Let’s now return to the HDL issue. Low HDL is bad and high HDL is good, but does raising HDL produce any benefit other than making the doctor feel better when she sees your cholesterol results? It should be noted that it has become almost commonplace for doctors to assume a benefit to Niaspan in low HDL patients, a “standard of practice” based solely on the assumptions I’ve identified above. Just a few weeks ago I was chided by a sales representative who markets Niaspan because I don’t prescribe this medication as much as other doctors do. When I pressed her for hard evidence supporting this therapy she was at a loss and returned to her original argument that I should embrace this approach because that’s what everyone else does.
Well, perhaps that will change. The National Heart Lung and Blood Institute sponsored the AIM-HIGH study in order to determine if artificially raising HDL level could cut the risk of heart attack and came up with a negative result. There is already chatter on medical websites speculating that we should take our patients off this medication or ban its use altogether. Such drastic action is, of course, premature. AIM-HIGH was only one of several trials underway to more definitively answer the HDL issue and we need to await more information before we can draw any conclusions on the utility—or lack thereof—of targeting HDL with Niaspan.
The whole issue is disappointing to me as a patient and Niaspan user. I know my genes are bad and most of what I do is just to seek some advantage. Medical science seems to be repeatedly slow to challenge itself. I can only infer from this that there are many within the industry with either dubious credentials or intentions. How else can shoddy or incomplete science get propagated for years and years like this.

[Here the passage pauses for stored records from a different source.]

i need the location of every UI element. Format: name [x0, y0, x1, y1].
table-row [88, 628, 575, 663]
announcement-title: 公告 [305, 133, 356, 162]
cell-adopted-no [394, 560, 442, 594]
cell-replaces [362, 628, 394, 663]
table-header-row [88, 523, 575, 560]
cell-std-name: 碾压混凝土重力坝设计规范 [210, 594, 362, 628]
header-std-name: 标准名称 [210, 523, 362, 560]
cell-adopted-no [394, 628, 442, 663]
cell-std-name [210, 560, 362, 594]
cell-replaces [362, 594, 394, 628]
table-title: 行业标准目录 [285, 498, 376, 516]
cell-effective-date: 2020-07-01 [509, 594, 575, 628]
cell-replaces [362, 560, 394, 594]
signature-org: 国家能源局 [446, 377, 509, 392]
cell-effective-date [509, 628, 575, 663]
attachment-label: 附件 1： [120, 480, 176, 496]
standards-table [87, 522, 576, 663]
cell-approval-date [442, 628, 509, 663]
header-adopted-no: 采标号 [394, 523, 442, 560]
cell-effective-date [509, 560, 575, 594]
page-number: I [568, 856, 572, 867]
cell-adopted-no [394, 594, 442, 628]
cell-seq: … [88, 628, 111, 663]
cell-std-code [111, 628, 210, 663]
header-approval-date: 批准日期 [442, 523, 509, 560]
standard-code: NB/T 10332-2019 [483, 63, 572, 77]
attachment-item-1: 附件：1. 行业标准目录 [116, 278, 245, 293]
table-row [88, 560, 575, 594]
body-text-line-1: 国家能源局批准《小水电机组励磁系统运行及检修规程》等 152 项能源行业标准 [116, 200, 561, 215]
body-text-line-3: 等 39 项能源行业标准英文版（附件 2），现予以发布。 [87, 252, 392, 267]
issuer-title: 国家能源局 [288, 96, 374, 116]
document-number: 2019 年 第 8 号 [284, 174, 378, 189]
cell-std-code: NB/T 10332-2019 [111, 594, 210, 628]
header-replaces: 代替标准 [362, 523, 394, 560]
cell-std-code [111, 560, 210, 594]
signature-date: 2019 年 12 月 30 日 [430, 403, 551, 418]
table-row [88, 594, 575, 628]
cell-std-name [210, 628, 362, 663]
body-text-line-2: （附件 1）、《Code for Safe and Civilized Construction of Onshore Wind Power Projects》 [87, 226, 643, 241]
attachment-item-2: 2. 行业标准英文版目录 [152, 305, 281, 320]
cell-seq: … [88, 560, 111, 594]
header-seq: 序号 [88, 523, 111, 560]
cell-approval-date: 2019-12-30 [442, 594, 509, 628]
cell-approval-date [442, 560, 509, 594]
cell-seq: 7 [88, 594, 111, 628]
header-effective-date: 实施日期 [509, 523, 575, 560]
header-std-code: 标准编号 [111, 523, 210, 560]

There is a lot we don't understand about HDL. The number of people that had strokes was slightly higher in the Niaspan group and of the 9, four of them had strokes 4 months after stopping the Niaspan. As a cardiologist, if someone has low HDL, I still plan on putting them on Niaspan. The trial was stopped because it would never reach it's end point. You'd need 30-40k people, not just 3500. The people enrolled in this study were optimally controlled. We got all there LDLs under 70. That is huge. How often do you see that? To show an incremental benefit would have needed a lot more people. Population studies tell us a lot about populations, but not about individuals. Our patients are all individuals, and should be treated as such. HDL has been shown to be pro-inflammatory as well as an anti-oxidant... in the same individual, at different times. AIM HIGH should not affect what we do for now. I still want all their LDLs under 70 and their HDLs over 40/50. If they can do that by exercising and eating right, I'm happier than if Niaspan is my only option. By no means is this debate conclusive. We still need to know more about HDL. Will the new CETP inhibitors which raise HDL by 4-5 times result in any mortality or MACE benefits? We will see.